24. Vested Stock Options may be transferred to one or more immediate family members, individually or jointly. A trust, each of whose beneficiaries is the Participant or an immediate family member, will be deemed to be a family member for purposes of these rules.

25. A transfer shall be effective on the date written notice thereof, on a form approved for this purpose, is received. Copies of the form are available from the Communications Center on Merrill Lynch’s Benefits OnLine® website www.benefits.ml.com. As a condition to transfer, the Participant shall agree to remain responsible to pay in cash the applicable taxes due upon exercise of the option by the transferee. The Participant or the Participant’s estate will be required to provide sufficient evidence of ability to pay such taxes upon the Company’s request.

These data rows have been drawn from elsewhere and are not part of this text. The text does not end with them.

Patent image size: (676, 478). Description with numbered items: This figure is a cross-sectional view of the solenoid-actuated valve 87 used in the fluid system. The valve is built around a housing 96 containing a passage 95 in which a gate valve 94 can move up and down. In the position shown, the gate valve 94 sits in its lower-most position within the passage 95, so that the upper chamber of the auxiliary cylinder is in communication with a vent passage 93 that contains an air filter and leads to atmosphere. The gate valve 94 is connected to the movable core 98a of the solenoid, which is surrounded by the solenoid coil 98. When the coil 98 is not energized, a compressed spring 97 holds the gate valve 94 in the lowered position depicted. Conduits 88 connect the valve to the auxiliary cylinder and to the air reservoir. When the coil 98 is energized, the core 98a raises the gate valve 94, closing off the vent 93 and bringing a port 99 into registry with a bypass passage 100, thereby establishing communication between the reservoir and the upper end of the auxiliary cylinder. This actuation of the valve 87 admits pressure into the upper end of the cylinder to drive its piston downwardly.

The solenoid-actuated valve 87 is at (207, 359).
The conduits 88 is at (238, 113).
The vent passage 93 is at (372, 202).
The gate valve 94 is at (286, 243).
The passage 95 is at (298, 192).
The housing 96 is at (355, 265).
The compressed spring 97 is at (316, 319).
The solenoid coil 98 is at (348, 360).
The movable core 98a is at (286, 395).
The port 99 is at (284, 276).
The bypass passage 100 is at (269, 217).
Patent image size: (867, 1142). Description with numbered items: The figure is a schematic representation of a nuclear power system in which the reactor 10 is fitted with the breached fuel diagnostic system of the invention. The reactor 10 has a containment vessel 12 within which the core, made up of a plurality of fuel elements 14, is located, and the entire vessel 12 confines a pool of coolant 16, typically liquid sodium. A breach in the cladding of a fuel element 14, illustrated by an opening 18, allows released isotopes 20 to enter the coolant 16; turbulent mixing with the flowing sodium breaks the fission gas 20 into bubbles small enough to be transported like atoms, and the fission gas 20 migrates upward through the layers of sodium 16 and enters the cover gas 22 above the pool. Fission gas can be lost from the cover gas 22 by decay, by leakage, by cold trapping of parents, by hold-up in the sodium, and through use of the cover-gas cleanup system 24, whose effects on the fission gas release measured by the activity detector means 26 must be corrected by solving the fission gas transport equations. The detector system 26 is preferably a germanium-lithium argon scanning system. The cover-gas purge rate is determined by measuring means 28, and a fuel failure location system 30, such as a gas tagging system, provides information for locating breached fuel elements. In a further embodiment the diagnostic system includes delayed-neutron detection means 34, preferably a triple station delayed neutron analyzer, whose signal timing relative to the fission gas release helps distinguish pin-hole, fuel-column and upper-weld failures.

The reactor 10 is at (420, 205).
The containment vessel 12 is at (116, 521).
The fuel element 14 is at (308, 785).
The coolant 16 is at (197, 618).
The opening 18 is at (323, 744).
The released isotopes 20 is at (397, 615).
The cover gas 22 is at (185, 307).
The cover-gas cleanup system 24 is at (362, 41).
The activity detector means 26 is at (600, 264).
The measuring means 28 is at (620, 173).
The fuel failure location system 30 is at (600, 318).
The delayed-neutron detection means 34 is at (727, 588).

26. A transfer shall be irrevocable; no subsequent transfer by the transferee shall be effective. Notwithstanding the foregoing, a transferee shall be entitled to designate a beneficiary in accordance with the provisions of paragraphs 18 through 23 above. Except where a beneficiary has been designated, in the event of death of the transferee prior to option exercise, the transferee’s option will be transferable by last will and testament of the beneficiary or the laws of descent and distribution.

27. Except as modified by the provisions of paragraphs 24 through 26, all terms applicable to option exercises by Participants are applicable to exercises by transferees. The Plan administrator may make and publish additional rules applicable to exercises by transferees not inconsistent with these provisions.